La Fédération des entreprises de la beauté, a publié le 13 mars un livre blanc recensant les bonnes pratiques sur l’économie circulaire dans le secteur des cosmétiques. Elle encourage les marques de la beauté et du luxe à produire et consommer différemment.  

Dans la cosmétique, un livre blanc pour des pratiques plus durables
La fédération des entreprises de la beauté entend encourager les bonnes initiatives prises dans son secteur.
© PIXABAY

Meilleurs pour le consommateur... et meilleurs pour la planète. Les produits cosmétiques verts sont toujours plus nombreux dans les rayons des magasins. "Aujourd’hui, les clients veulent de plus en plus d’ingrédients naturels dans leurs produits. Que ce soit dans les formules ou les emballages, grâce à l’économie circulaire, les mentalités évoluent. La protection de l’environnement n'est plus une option", assure Virginie D’Enfert, directrice des affaires économiques, environnementales et internationales de la Fédération des entreprises de la beauté (Febea). Pour féliciter ces initiatives positives et encourager d’autres professionnels de la beauté à faire de même, le syndicat professionnel du secteur cosmétique a publié un livre blanc mardi 13 mars.

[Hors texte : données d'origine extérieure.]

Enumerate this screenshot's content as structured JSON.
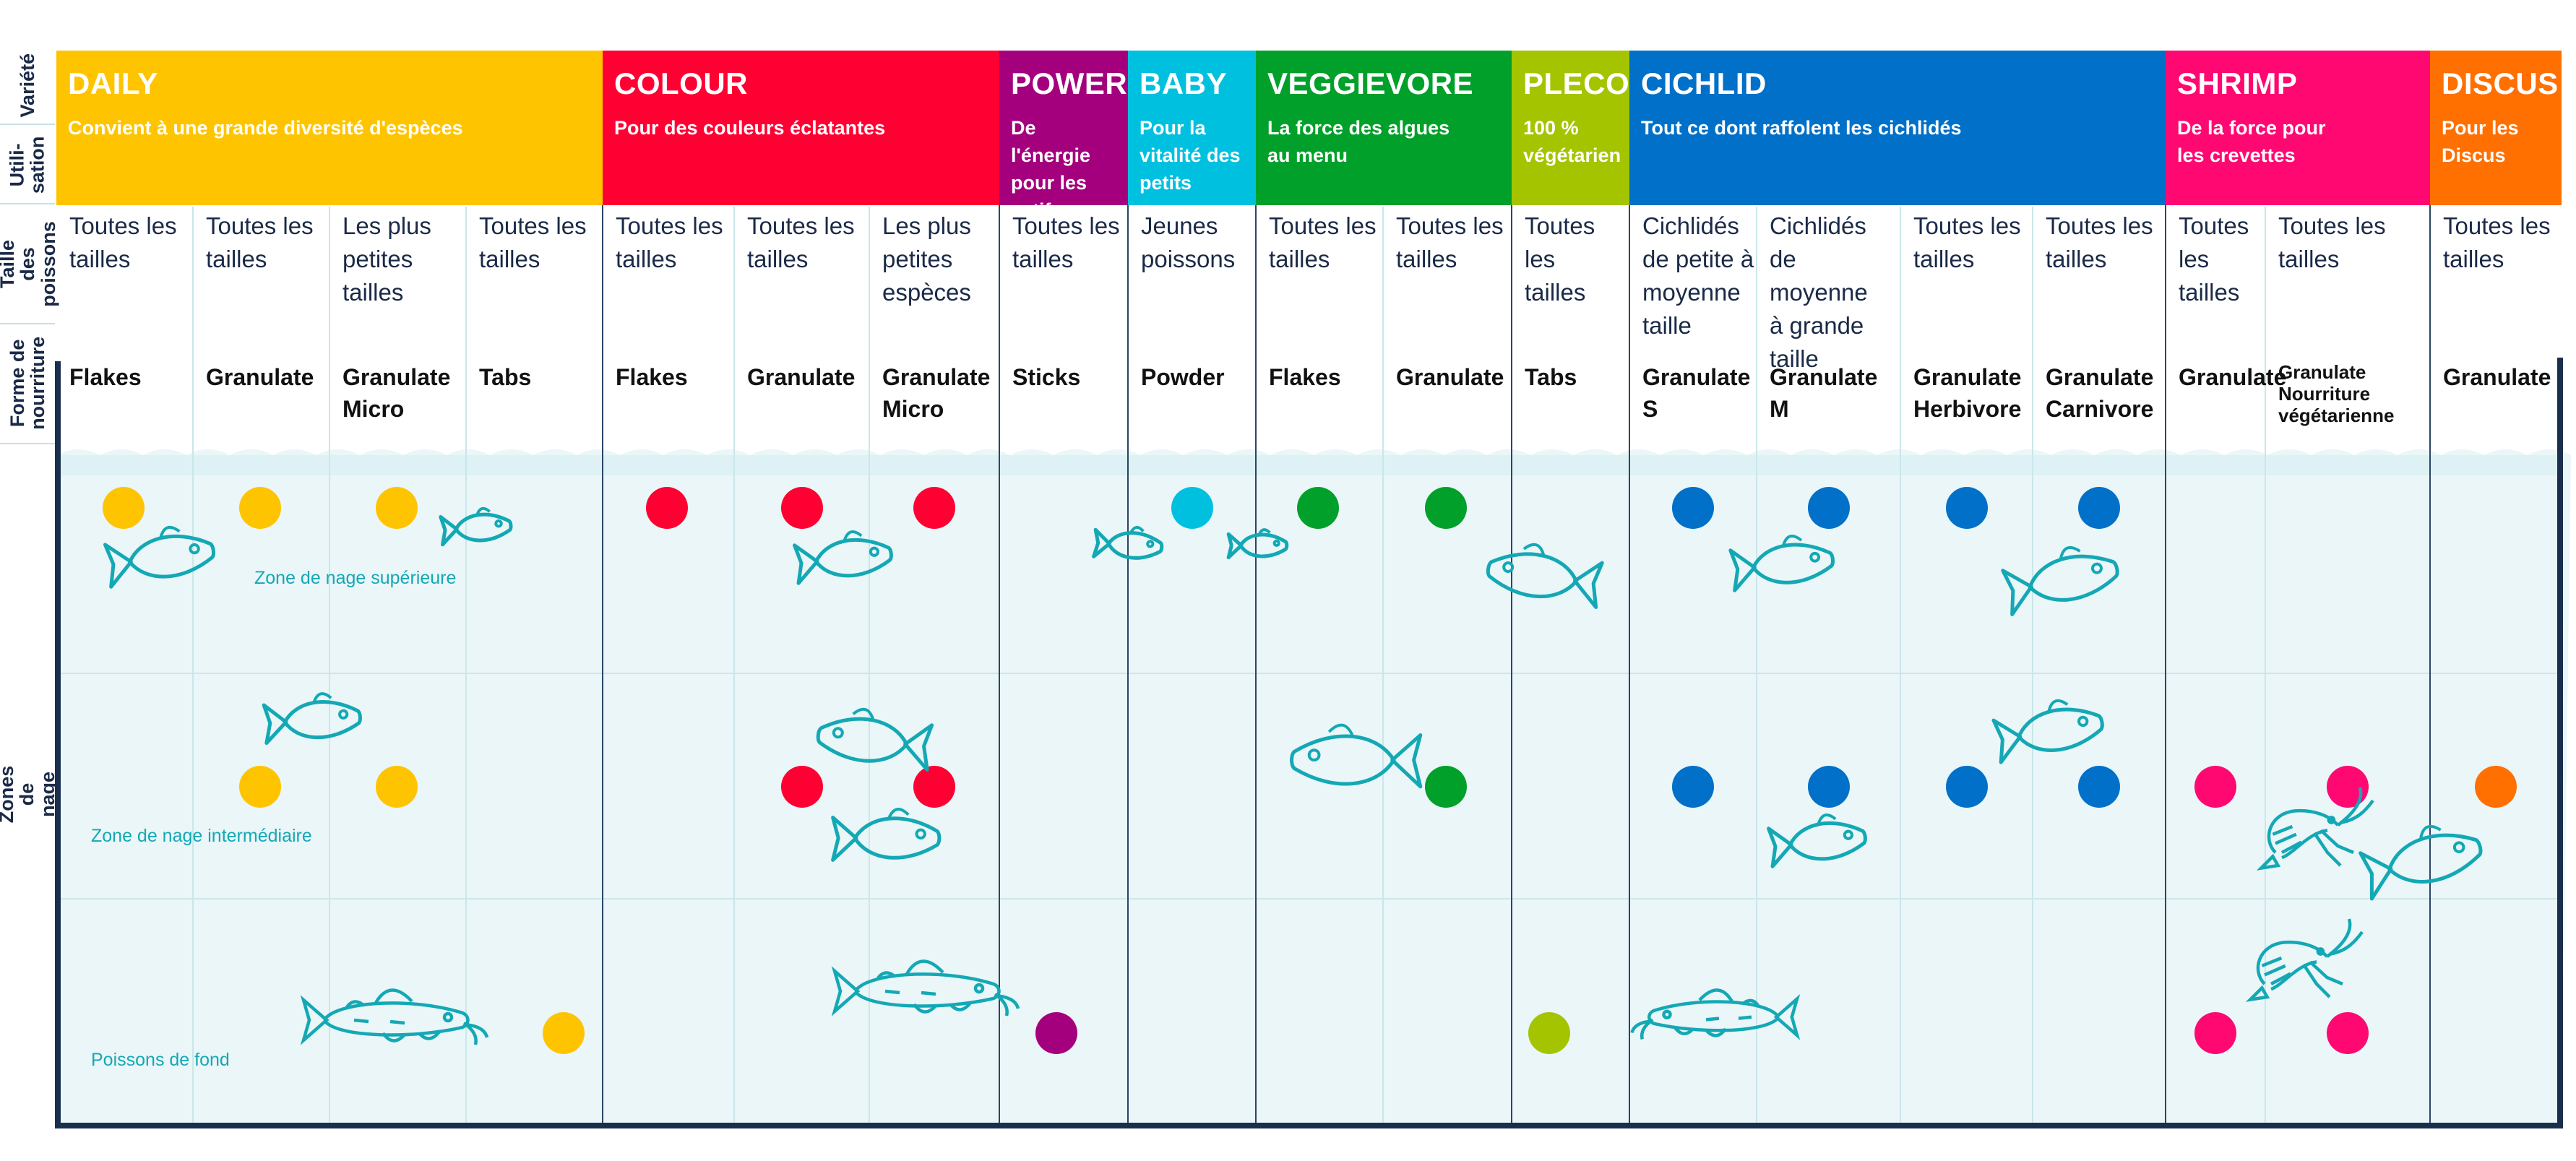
{
  "row_labels": {
    "variety": "Variété",
    "usage": "Utili-\nsation",
    "fish_size": "Taille des\npoissons",
    "food_form": "Forme de\nnourriture",
    "zones": "Zones de nage"
  },
  "zone_labels": {
    "top": "Zone de nage supérieure",
    "middle": "Zone de nage intermédiaire",
    "bottom": "Poissons de fond"
  },
  "products": [
    {
      "name": "DAILY",
      "usage": "Convient à une grande diversité d'espèces",
      "color": "#ffc400"
    },
    {
      "name": "COLOUR",
      "usage": "Pour des couleurs éclatantes",
      "color": "#ff0033"
    },
    {
      "name": "POWER",
      "usage": "De l'énergie\npour les\nactifs",
      "color": "#a4007e"
    },
    {
      "name": "BABY",
      "usage": "Pour la\nvitalité des\npetits",
      "color": "#00c0e0"
    },
    {
      "name": "VEGGIEVORE",
      "usage": "La force des algues\nau menu",
      "color": "#00a02a"
    },
    {
      "name": "PLECO",
      "usage": "100 %\nvégétarien",
      "color": "#a4c400"
    },
    {
      "name": "CICHLID",
      "usage": "Tout ce dont raffolent les cichlidés",
      "color": "#0070c8"
    },
    {
      "name": "SHRIMP",
      "usage": "De la force pour\nles crevettes",
      "color": "#ff0872"
    },
    {
      "name": "DISCUS",
      "usage": "Pour les\nDiscus",
      "color": "#ff7000"
    }
  ],
  "variants": [
    {
      "product": "DAILY",
      "size": "Toutes les\ntailles",
      "form": "Flakes",
      "zones": [
        "top"
      ]
    },
    {
      "product": "DAILY",
      "size": "Toutes les\ntailles",
      "form": "Granulate",
      "zones": [
        "top",
        "middle"
      ]
    },
    {
      "product": "DAILY",
      "size": "Les plus\npetites\ntailles",
      "form": "Granulate\nMicro",
      "zones": [
        "top",
        "middle"
      ]
    },
    {
      "product": "DAILY",
      "size": "Toutes les\ntailles",
      "form": "Tabs",
      "zones": [
        "bottom"
      ]
    },
    {
      "product": "COLOUR",
      "size": "Toutes les\ntailles",
      "form": "Flakes",
      "zones": [
        "top"
      ]
    },
    {
      "product": "COLOUR",
      "size": "Toutes les\ntailles",
      "form": "Granulate",
      "zones": [
        "top",
        "middle"
      ]
    },
    {
      "product": "COLOUR",
      "size": "Les plus\npetites\nespèces",
      "form": "Granulate\nMicro",
      "zones": [
        "top",
        "middle"
      ]
    },
    {
      "product": "POWER",
      "size": "Toutes les\ntailles",
      "form": "Sticks",
      "zones": [
        "bottom"
      ]
    },
    {
      "product": "BABY",
      "size": "Jeunes\npoissons",
      "form": "Powder",
      "zones": [
        "top"
      ]
    },
    {
      "product": "VEGGIEVORE",
      "size": "Toutes les\ntailles",
      "form": "Flakes",
      "zones": [
        "top"
      ]
    },
    {
      "product": "VEGGIEVORE",
      "size": "Toutes les\ntailles",
      "form": "Granulate",
      "zones": [
        "top",
        "middle"
      ]
    },
    {
      "product": "PLECO",
      "size": "Toutes\nles\ntailles",
      "form": "Tabs",
      "zones": [
        "bottom"
      ]
    },
    {
      "product": "CICHLID",
      "size": "Cichlidés\nde petite à\nmoyenne\ntaille",
      "form": "Granulate\nS",
      "zones": [
        "top",
        "middle"
      ]
    },
    {
      "product": "CICHLID",
      "size": "Cichlidés\nde moyenne\nà grande\ntaille",
      "form": "Granulate\nM",
      "zones": [
        "top",
        "middle"
      ]
    },
    {
      "product": "CICHLID",
      "size": "Toutes les\ntailles",
      "form": "Granulate\nHerbivore",
      "zones": [
        "top",
        "middle"
      ]
    },
    {
      "product": "CICHLID",
      "size": "Toutes les\ntailles",
      "form": "Granulate\nCarnivore",
      "zones": [
        "top",
        "middle"
      ]
    },
    {
      "product": "SHRIMP",
      "size": "Toutes les\ntailles",
      "form": "Granulate",
      "zones": [
        "middle",
        "bottom"
      ]
    },
    {
      "product": "SHRIMP",
      "size": "Toutes les\ntailles",
      "form": "Granulate\nNourriture\nvégétarienne",
      "zones": [
        "middle",
        "bottom"
      ]
    },
    {
      "product": "DISCUS",
      "size": "Toutes les\ntailles",
      "form": "Granulate",
      "zones": [
        "middle"
      ]
    }
  ],
  "colors": {
    "water": "#eaf6f8",
    "wave": "#d6eef2",
    "grid_light": "#c9e7ea",
    "grid_dark": "#2a4565",
    "frame": "#1a2f4d",
    "fish_outline": "#14a8b5",
    "text_dark": "#1a2a47"
  },
  "icons": [
    "fish-icon",
    "catfish-icon",
    "shrimp-icon"
  ]
}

L’organisme recense 120 bonnes pratiques de 57 marques de cosmétiques mais ne présente pourtant pas d’objectifs chiffrés pour les années à venir. "Nous n’affichons pas d’objectifs sectoriels car les entreprises que nous représentons sont trop diverses. Néanmoins, ce livre blanc témoigne concrètement des importantes avancées réalisées", explique la spécialiste. Extraire, produire, consommer et jeter. Tout au long du cycle de vie d’un produit cosmétique, des initiatives peuvent être prises.

Des ingrédients moins nombreux, plus concentrés et de meilleure qualité

"Les ressources végétales naturelles constituent des ingrédients majeurs des produits cosmétiques. Voilà pourquoi les marques travaillent sur des formulations de plus en plus ambitieuses." Des formules plus concentrées, comme les gels douche Yves Rocher, dont les flacons de 100 mL permettent autant de lavages qu’un flacon de 400 mL. Un objectif qui passe aussi par la réduction d’ingrédients, à l’image de la Solution 10 de Chanel, un soin hydratant qui n’en comprend que dix.

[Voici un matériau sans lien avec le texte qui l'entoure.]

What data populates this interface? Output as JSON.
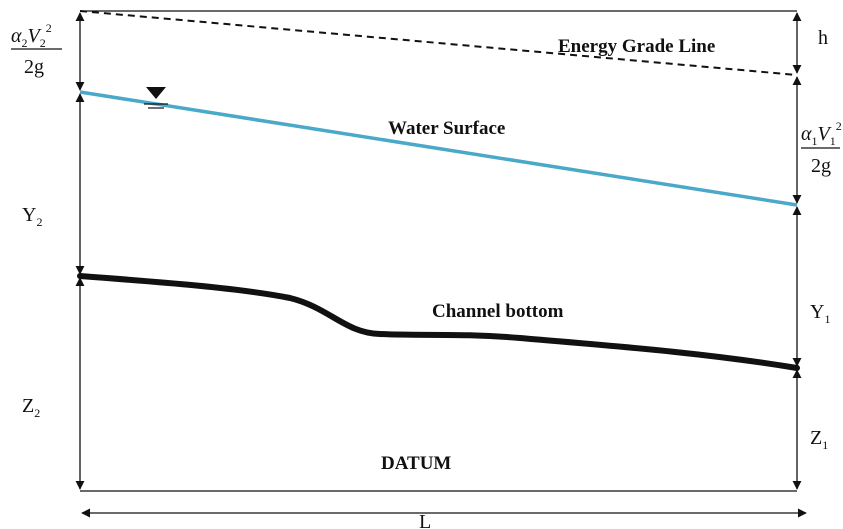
{
  "labels": {
    "energy_grade_line": "Energy Grade Line",
    "water_surface": "Water Surface",
    "channel_bottom": "Channel bottom",
    "datum": "DATUM",
    "head_loss": "h",
    "length": "L",
    "alpha2": "α",
    "alpha2_sub": "2",
    "v2": "V",
    "v2_sub": "2",
    "v2_sup": "2",
    "two_g_left": "2g",
    "alpha1": "α",
    "alpha1_sub": "1",
    "v1": "V",
    "v1_sub": "1",
    "v1_sup": "2",
    "two_g_right": "2g",
    "y2": "Y",
    "y2_sub": "2",
    "y1": "Y",
    "y1_sub": "1",
    "z2": "Z",
    "z2_sub": "2",
    "z1": "Z",
    "z1_sub": "1"
  },
  "colors": {
    "water_surface": "#4aa8c8",
    "lines": "#111111"
  }
}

Ajouté à cela, la Febea salue le recours à la chimie verte, qui permet d’extraire des molécules sans utiliser de solvant ainsi que des ingrédients biodégradables. La Febea veut aussi promouvoir la consommation responsable auprès des Français. Mais difficile pour ces derniers d’y voir clair. En France n’existe pas non plus de réglementation spécifique pour les produits cosmétiques bio. Les trois garanties présentes - Cosmébio, Ecocert et Nature&Progrès - requièrent au moins 95% d’ingrédients d’origine naturelle.

Plusieurs manières de rendre les emballages durables

Si le contenu tend de plus à être biodégradable, des efforts sont également faits sur le contenant. "Nous encourageons les professionnels des cosmétiques à choisir des matériaux à faible impact environnemental", explique Virginie D’Enfert, qui se félicite de l’utilisation de recharges, de déodorants compressés ou de flacons allégés.

Elle reconnaît toutefois que ces objectifs semblent plus difficiles à atteindre sur certains segments. "Les emballages de produits de luxe font partie du produit en lui-même. Quand on achète un N°5 de Chanel ou un J’adore de Dior, on achète le parfum mais aussi le flacon qui va avec." Certaines marques ont sauté le pas, comme Guerlain, qui veut atteindre un objectif de 100% d’éco-conception d’ici à 2020. Tout comme Mugler, qui faisait partie des premiers à permettre aux clients de remplir leur flacon en magasin. "Si ces marques communiquent moins à grande échelle sur leurs initiatives dans ce domaine, c’est parce qu’elles misent sur une relation privilégiée avec chacun de leurs clients."

Les marques qui ne se sont pas encore penchées sur ces thématiques ne devraient pas tarder à s’y mettre si elles veulent respecter les directives émises par le gouvernement. Le premier ministre Edouard Philippe affirmait en juillet dernier vouloir recycler tous les emballages plastiques à l’horizon 2025.